The Rugby World Cup 2027 draw is locked in for Wednesday, 3rd December, and the excitement is already building. Twenty-four nations will contest the biggest tournament in rugby union history, hosted across Australia, with the opening match kicking off at Optus Stadium in Perth on 1st October 2027. This is a new era — and the format has been completely overhauled to match the ambition.
Rugby World Cup 2027 Draw: A Brand New Format Explained
Gone are the days of five pools of four. World Rugby has expanded the tournament from 20 to 24 teams, restructuring into six pools of four sides each. The top two from every pool advance automatically to a Round of 16 — a competition phase making its debut at a men’s Rugby World Cup. Furthermore, the four best third-placed teams also progress, with competition points as the primary separator and points difference and try difference as tiebreakers if needed.

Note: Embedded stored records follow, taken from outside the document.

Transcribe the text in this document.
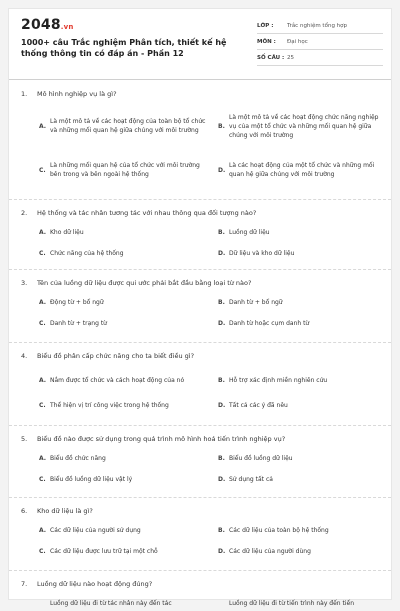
2048.vn
1000+ câu Trắc nghiệm Phân tích, thiết kế hệ thống thông tin có đáp án - Phần 12
LỚP :	Trắc nghiệm tổng hợp
MÔN :	Đại học
SỐ CÂU : 25
1.	Mô hình nghiệp vụ là gì?
A.
Là một mô tả về các hoạt động của toàn bộ tổ chức và những mối quan hệ giữa chúng với môi trường
B.
Là một mô tả về các hoạt động chức năng nghiệp vụ của một tổ chức và những mối quan hệ giữa chúng với môi trường
C.
Là những mối quan hệ của tổ chức với môi trường bên trong và bên ngoài hệ thống
D.
Là các hoạt động của một tổ chức và những mối quan hệ giữa chúng với môi trường
2.	Hệ thống và tác nhân tương tác với nhau thông qua đối tượng nào?
A. Kho dữ liệu	B. Luồng dữ liệu
C. Chức năng của hệ thống	D. Dữ liệu và kho dữ liệu
3.	Tên của luồng dữ liệu được qui ước phải bắt đầu bằng loại từ nào?
A. Động từ + bổ ngữ	B. Danh từ + bổ ngữ
C. Danh từ + trạng từ	D. Danh từ hoặc cụm danh từ
4.	Biểu đồ phân cấp chức năng cho ta biết điều gì?
A. Nắm được tổ chức và cách hoạt động của nó	B. Hỗ trợ xác định miền nghiên cứu
C. Thể hiện vị trí công việc trong hệ thống	D. Tất cả các ý đã nêu
5.	Biểu đồ nào được sử dụng trong quá trình mô hình hoá tiến trình nghiệp vụ?
A. Biểu đồ chức năng	B. Biểu đồ luồng dữ liệu
C. Biểu đồ luồng dữ liệu vật lý	D. Sử dụng tất cả
6.	Kho dữ liệu là gì?
A. Các dữ liệu của người sử dụng	B. Các dữ liệu của toàn bộ hệ thống
C. Các dữ liệu được lưu trữ tại một chỗ	D. Các dữ liệu của người dùng
7.	Luồng dữ liệu nào hoạt động đúng?
Luồng dữ liệu đi từ tác nhân này đến tác	Luồng dữ liệu đi từ tiến trình này đến tiến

Crucially, despite adding four extra nations and a whole new knockout round, players will not face any additional matches. The pool stage drops from five teams to four, cutting one pool game per side and eliminating bye rounds. That single pool match is effectively swapped for a knockout fixture instead. The overall game count rises from 48 at the 2023 edition to 52, while the tournament itself actually shrinks — from 50 days in France to just 43 in Australia. A minimum of five rest days between matches remains in place throughout.
Pool Breakdown and Round of 16 Structure
The cross-pool knockout pairings are where things get genuinely interesting. Pool A and B winners face third-placed qualifiers, as do the winners of Pools C and D. Meanwhile, the Pool E and F winners meet the runners-up from Pools D and B respectively. The runners-up from Pools A and C then take on those from Pools E and F. It sounds complex, but the bracket balances out — a Pool A winner might face a third-placed side first, yet could still run into the Pool B winner in the quarter-finals.
As for the pools themselves, here is how the 24 nations line up:
Pool A: New Zealand, Australia, Chile, Hong Kong China
Pool B: South Africa, Italy, Georgia, Romania
Pool C: Argentina, Fiji, Spain, Canada
Pool D: Ireland, Scotland, Uruguay, Portugal
Pool E: France, Japan, USA, Samoa
Pool F: England, Wales, Tonga, Zimbabwe
England and Wales land together in Pool F — that alone should have supporters gripped from the off. Meanwhile, New Zealand face the hosts Australia in what could be an early blockbuster. If you want more on that fixture, we’ve already covered the All Blacks versus Wallabies clash at the 82,000-capacity Accor Stadium.
Matches will spread across seven venues — Sydney, Adelaide, Perth, Brisbane, Melbourne, Newcastle and Townsville — cementing this as the most expansive Rugby World Cup ever staged. Australia, the world’s largest island nation, is ready to deliver something truly historic.